Open LaurenSpiegel opened 8 years ago
Interesting. this sounds like it is 1000 times too slow :D
Looking at the code, I'm wondering about three points: 1) Does the fact that we're doing an in-place shuffle rather than building a new array have an impact on "shuffling" time ? 2) Here, we're swapping values potentially multiple times within the array before we're done. Could it have an impact also ? 3) The fact that we're using the cryptographically secure randRange, with all the small computations that we're asking Node.JS to do, and that loops over parseInt(GenerateSomeBinarydata().toString('hex'), 16) may really not be an optimal way of shuffling an array for a simple bootstrap list....
Luckily, this shuffling should only be done only once at startup over a bootstraplist, and as such should not be much of a pain in runtime. Can you confirm this for me, @LaurenSpiegel ?
@DavidPineauScality, yes this shuffle function is only used when S3 starts up and instantiates a bucketClient and an sproxydclient. It is not used in the metadata repo (they have their own shuffle function in dbapi). Note that sproxydclient has the same function in its repo rather than calling from Arsenal so that will have to be updated to point to the super new Arsenal shuffle when it is updated. I will create an issue in sproxydclient linking to this issue.
Let's see...
function shuffle(array) {
for (let i = array.length - 1; i > 0; i--) {
const randIndex = randomRange(0, i);
const randIndexVal = array[randIndex];
array[randIndex] = array[i];
array[i] = randIndexVal;
}
return array;
};
Let's assume our input array is of length 8. Here goes:
function randomRange(min, max) {
if (max < min) {
throw new Error("Invalid range");
}
if (min === max) {
return min;
} else if (min < max) {
const range = (max - min);
const bits = bitsNeeded(range);
// decide how many bytes we need to draw from nextBytes: drawing less
// bytes means being more efficient
const bytes = bitsToBytes(bits);
// we use a mask as an optimization: it increases the chances for the
// candidate to be in range
const mask = createMaskOnes(bits);
let candidate;
do {
candidate = parseInt(nextBytes(bytes).toString('hex'), 16) & mask;
} while (candidate > range);
return (candidate + min);
}
}
This is called with (min=0, max=8)
so we move into the last block. range
becomes 8, then we calculate the number of bits that are required to represent this number:
function bitsNeeded(number) {
if (number < 0) {
throw new Error("Input must be greater than or equal to zero");
} else if (number === 0) {
return 1;
} else {
return Math.floor(Math.log2(number)) + 1;
}
}
OK, 8 = 2 \ 3, so bits
becomes 4. Next step:
function bitsToBytes(numBits) {
if (numBits < 0) {
throw new Error("Input must be greater than or equal to zero");
}
return Math.ceil(numBits / 8);
}
so bytes
is 1, as expected. Finallly, the mask calculation:
function createMaskOnes(numBits) {
if (numBits < 0)
throw new Error("Input must be greater than or equal to zero");
return Math.pow(2, numBits) - 1;
}
and mask
is 15 (or 01111 in binary). Now, we go in the loop. Let's assume nextBytes
, toString
and parseInt
are infinitely fast (they're not, but that's beside the point). We take the result, which is some random integer, and &
it with mask
. Then, until candidate <= range
(with range = 8
), we repeat the loop.
Consider what's going on here. The parseInt(nextBytes(bytes).toString('hex'), 16)

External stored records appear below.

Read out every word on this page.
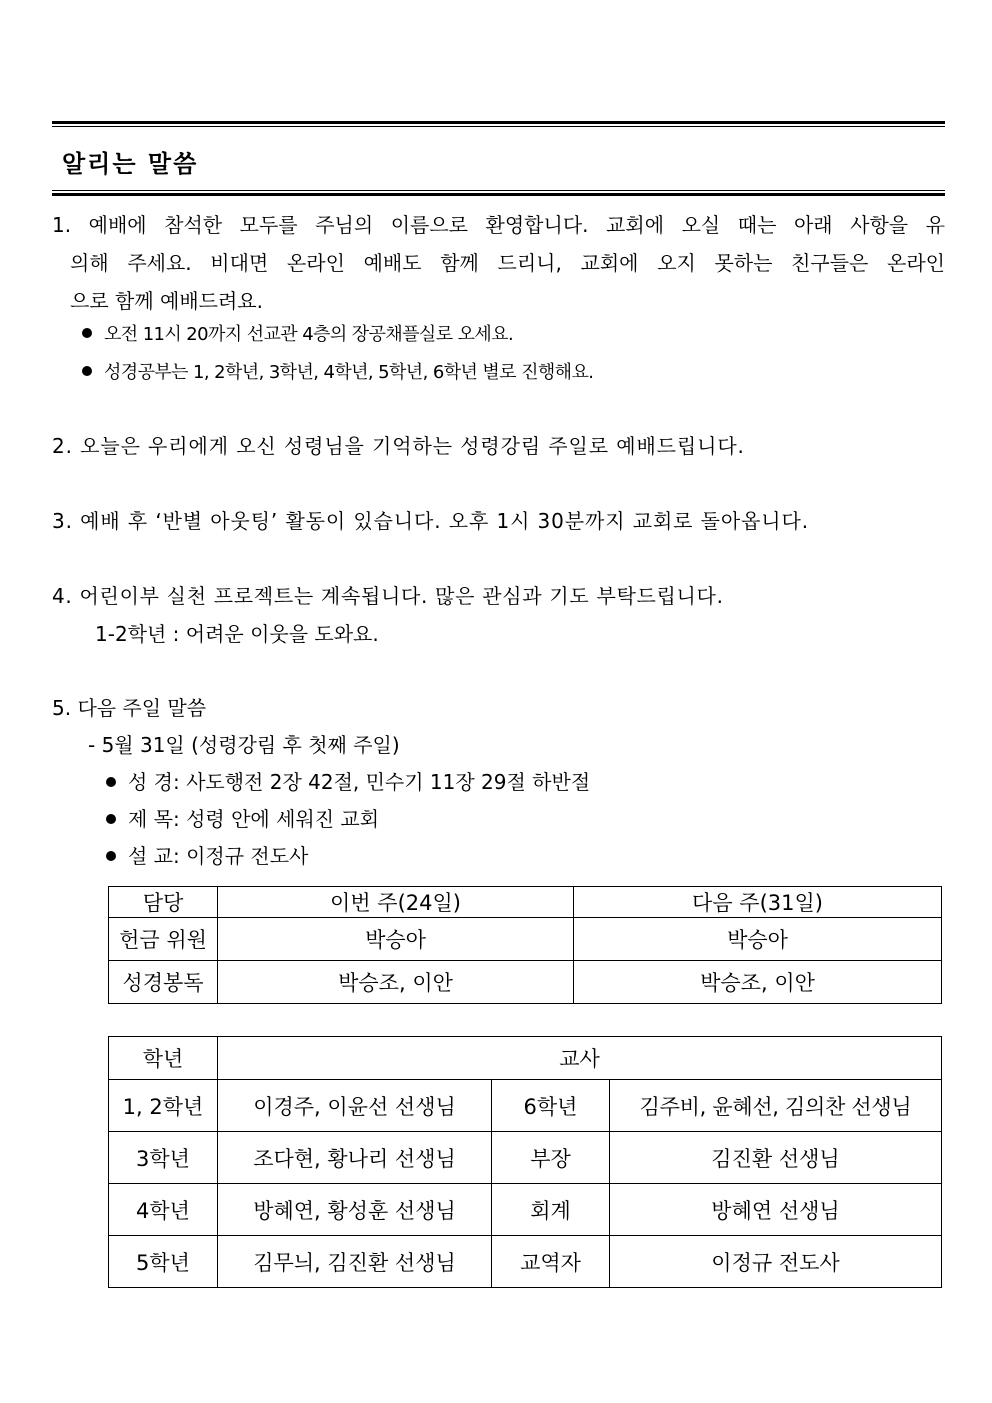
알리는 말씀
1. 예배에 참석한 모두를 주님의 이름으로 환영합니다. 교회에 오실 때는 아래 사항을 유
의해 주세요. 비대면 온라인 예배도 함께 드리니, 교회에 오지 못하는 친구들은 온라인
으로 함께 예배드려요.
오전 11시 20까지 선교관 4층의 장공채플실로 오세요.
성경공부는 1, 2학년, 3학년, 4학년, 5학년, 6학년 별로 진행해요.
2. 오늘은 우리에게 오신 성령님을 기억하는 성령강림 주일로 예배드립니다.
3. 예배 후 ‘반별 아웃팅’ 활동이 있습니다. 오후 1시 30분까지 교회로 돌아옵니다.
4. 어린이부 실천 프로젝트는 계속됩니다. 많은 관심과 기도 부탁드립니다.
1-2학년 : 어려운 이웃을 도와요.
5. 다음 주일 말씀
- 5월 31일 (성령강림 후 첫째 주일)
성 경: 사도행전 2장 42절, 민수기 11장 29절 하반절
제 목: 성령 안에 세워진 교회
설 교: 이정규 전도사
담당	이번 주(24일)	다음 주(31일)
헌금 위원	박승아	박승아
성경봉독	박승조, 이안	박승조, 이안
학년	교사		
1, 2학년	이경주, 이윤선 선생님	6학년	김주비, 윤혜선, 김의찬 선생님
3학년	조다현, 황나리 선생님	부장	김진환 선생님
4학년	방혜연, 황성훈 선생님	회계	방혜연 선생님
5학년	김무늬, 김진환 선생님	교역자	이정규 전도사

call gives us some random number (in this case within [0..255]
because bytes = 1
). After the &
with mask
, in this case mask
being 1111
(binary), we get a number which is somewhere between 0 and... 15 (inclusive). So there's at every iteration an almost-50% chance we have to do one more iteration. If you're "unlucky", it might take a while to hit a 'matching' random value.
Or nextBytes
might be a bit slow of course, that could also explain.
What you could consider doing here is implement a very simple (and fast) PRNG (minstd/Lehmer could do perfectly well to shuffle something, see https://en.wikipedia.org/wiki/Lehmer_random_number_generator), seed it with a 'cryptographic' random number (or even a plain timestamp), and simply modulo the PRNG result every time so the generated value fits the range you're aiming for.

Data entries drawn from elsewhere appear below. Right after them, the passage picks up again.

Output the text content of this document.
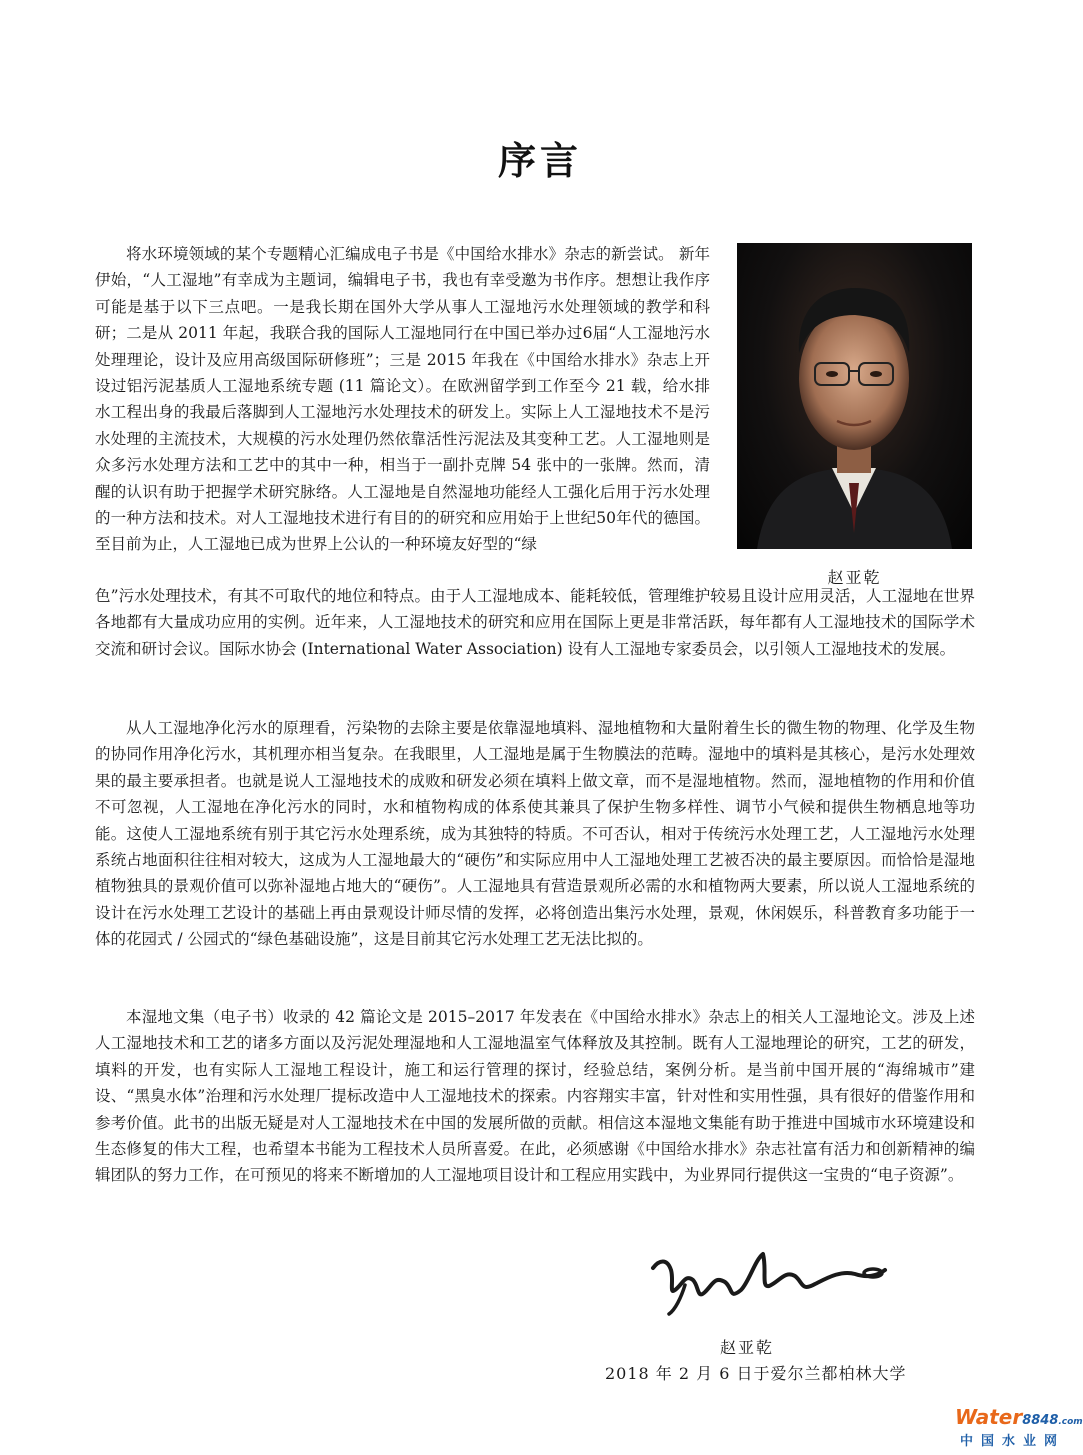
序言

将水环境领域的某个专题精心汇编成电子书是《中国给水排水》杂志的新尝试。 新年伊始，“人工湿地”有幸成为主题词，编辑电子书，我也有幸受邀为书作序。想想让我作序可能是基于以下三点吧。一是我长期在国外大学从事人工湿地污水处理领域的教学和科研；二是从 2011 年起，我联合我的国际人工湿地同行在中国已举办过6届“人工湿地污水处理理论，设计及应用高级国际研修班”；三是 2015 年我在《中国给水排水》杂志上开设过铝污泥基质人工湿地系统专题 (11 篇论文）。在欧洲留学到工作至今 21 载，给水排水工程出身的我最后落脚到人工湿地污水处理技术的研发上。实际上人工湿地技术不是污水处理的主流技术，大规模的污水处理仍然依靠活性污泥法及其变种工艺。人工湿地则是众多污水处理方法和工艺中的其中一种，相当于一副扑克牌 54 张中的一张牌。然而，清醒的认识有助于把握学术研究脉络。人工湿地是自然湿地功能经人工强化后用于污水处理的一种方法和技术。对人工湿地技术进行有目的的研究和应用始于上世纪50年代的德国。至目前为止，人工湿地已成为世界上公认的一种环境友好型的“绿

赵亚乾

色”污水处理技术，有其不可取代的地位和特点。由于人工湿地成本、能耗较低，管理维护较易且设计应用灵活，人工湿地在世界各地都有大量成功应用的实例。近年来，人工湿地技术的研究和应用在国际上更是非常活跃，每年都有人工湿地技术的国际学术交流和研讨会议。国际水协会 (International Water Association) 设有人工湿地专家委员会，以引领人工湿地技术的发展。

从人工湿地净化污水的原理看，污染物的去除主要是依靠湿地填料、湿地植物和大量附着生长的微生物的物理、化学及生物的协同作用净化污水，其机理亦相当复杂。在我眼里，人工湿地是属于生物膜法的范畴。湿地中的填料是其核心，是污水处理效果的最主要承担者。也就是说人工湿地技术的成败和研发必须在填料上做文章，而不是湿地植物。然而，湿地植物的作用和价值不可忽视，人工湿地在净化污水的同时，水和植物构成的体系使其兼具了保护生物多样性、调节小气候和提供生物栖息地等功能。这使人工湿地系统有别于其它污水处理系统，成为其独特的特质。不可否认，相对于传统污水处理工艺，人工湿地污水处理系统占地面积往往相对较大，这成为人工湿地最大的“硬伤”和实际应用中人工湿地处理工艺被否决的最主要原因。而恰恰是湿地植物独具的景观价值可以弥补湿地占地大的“硬伤”。人工湿地具有营造景观所必需的水和植物两大要素，所以说人工湿地系统的设计在污水处理工艺设计的基础上再由景观设计师尽情的发挥，必将创造出集污水处理，景观，休闲娱乐，科普教育多功能于一体的花园式 / 公园式的“绿色基础设施”，这是目前其它污水处理工艺无法比拟的。

本湿地文集（电子书）收录的 42 篇论文是 2015–2017 年发表在《中国给水排水》杂志上的相关人工湿地论文。涉及上述人工湿地技术和工艺的诸多方面以及污泥处理湿地和人工湿地温室气体释放及其控制。既有人工湿地理论的研究，工艺的研发，填料的开发，也有实际人工湿地工程设计，施工和运行管理的探讨，经验总结，案例分析。是当前中国开展的“海绵城市”建设、“黑臭水体”治理和污水处理厂提标改造中人工湿地技术的探索。内容翔实丰富，针对性和实用性强，具有很好的借鉴作用和参考价值。此书的出版无疑是对人工湿地技术在中国的发展所做的贡献。相信这本湿地文集能有助于推进中国城市水环境建设和生态修复的伟大工程，也希望本书能为工程技术人员所喜爱。在此，必须感谢《中国给水排水》杂志社富有活力和创新精神的编辑团队的努力工作，在可预见的将来不断增加的人工湿地项目设计和工程应用实践中，为业界同行提供这一宝贵的“电子资源”。

赵亚乾
2018 年 2 月 6 日于爱尔兰都柏林大学
Water8848.com
中国水业网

Also, there must be a better/more efficient way to turn a couple of bytes into the number they represent besides turning them into a hex-encoded string and parsing it base-16?
Edit: Of course 8 is a bit of a 'worst case' (and so is every power of 2) causing a near-50% miss rate (or 50% chance the loop spins). Any 2 ** N - 1
(e.g. 15) range
needs only a single iteration, and others are somewhere in-between. But because the shuffle
function calculates a randomRange(0, N)
for every N
from the length of the input array to 0, you hit all cases, including the ones most likely to spin.
On some runs, the shuffle function can take 1-2 ms to complete with an array of just 5 elements.